This post was for the UN’s OWG 5 meetings on Sustainable Development Goals (SDG’s) from 11/23 to 11/27, submitted as an NGO contribution to Post2015 energy development positions. The issue here is that there’s a big mismatch between local and global measures for current accounting methods used to estimate the energy uses businesses are responsible for. It’s an accounting discrepancy commonly on the order of five or tenfold, i.e. so large and undefined that local measures become not scientifically comparable. It comes from the way the local measures are defined not including a way to account for the energy uses incurred as businesses pay for the services they use to operate. The global accounting includes them by being the total of all economic energy uses combined.
They have “consumption for production” just like technology, but just not yet being counted!
The global data is very clear, increasing GDP always requires proportionally related increases in energy use. Our local sustainable business plans for all sorts of projects seem to suggest the reverse, though, increasing revenue (fractions of GDP) with decreasing energy use!

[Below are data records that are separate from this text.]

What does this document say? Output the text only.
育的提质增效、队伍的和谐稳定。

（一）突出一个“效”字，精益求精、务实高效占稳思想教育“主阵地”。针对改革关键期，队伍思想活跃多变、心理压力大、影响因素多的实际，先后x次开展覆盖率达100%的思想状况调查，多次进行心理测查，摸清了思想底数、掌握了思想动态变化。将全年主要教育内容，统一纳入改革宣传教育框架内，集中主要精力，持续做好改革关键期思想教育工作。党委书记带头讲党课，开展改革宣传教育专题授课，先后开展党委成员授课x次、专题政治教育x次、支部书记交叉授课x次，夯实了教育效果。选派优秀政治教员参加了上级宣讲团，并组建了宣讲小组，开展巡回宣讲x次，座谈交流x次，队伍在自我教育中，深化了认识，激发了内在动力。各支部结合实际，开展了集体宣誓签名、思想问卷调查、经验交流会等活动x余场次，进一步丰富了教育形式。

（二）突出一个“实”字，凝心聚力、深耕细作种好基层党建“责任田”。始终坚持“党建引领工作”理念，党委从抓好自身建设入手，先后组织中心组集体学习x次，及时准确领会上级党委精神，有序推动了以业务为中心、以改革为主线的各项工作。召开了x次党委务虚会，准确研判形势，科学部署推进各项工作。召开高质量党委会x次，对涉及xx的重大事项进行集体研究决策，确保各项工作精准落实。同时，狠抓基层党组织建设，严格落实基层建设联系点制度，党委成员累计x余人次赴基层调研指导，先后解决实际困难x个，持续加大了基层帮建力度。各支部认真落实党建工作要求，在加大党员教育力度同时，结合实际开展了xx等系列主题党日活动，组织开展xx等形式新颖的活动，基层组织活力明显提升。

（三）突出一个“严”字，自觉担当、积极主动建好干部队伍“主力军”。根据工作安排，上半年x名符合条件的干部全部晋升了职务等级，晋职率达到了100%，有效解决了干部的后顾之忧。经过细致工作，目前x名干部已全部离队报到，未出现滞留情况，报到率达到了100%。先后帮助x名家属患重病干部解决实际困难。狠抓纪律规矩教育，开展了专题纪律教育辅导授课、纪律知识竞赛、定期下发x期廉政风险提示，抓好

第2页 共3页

What’s up?? Our math and the world’s seem to disagree!
Could some projects be outsourcing energy services and not knowing it??
There are two possibilities. Either there are hidden energy uses that our SD proposals are a)not responsible for, or that they b) are responsible for. It’s hard to chase down puzzling discrepancies like this, but this one had an answer, published in Sustainability (MDPI) in 2011, as Systems Energy Assessment (SEA).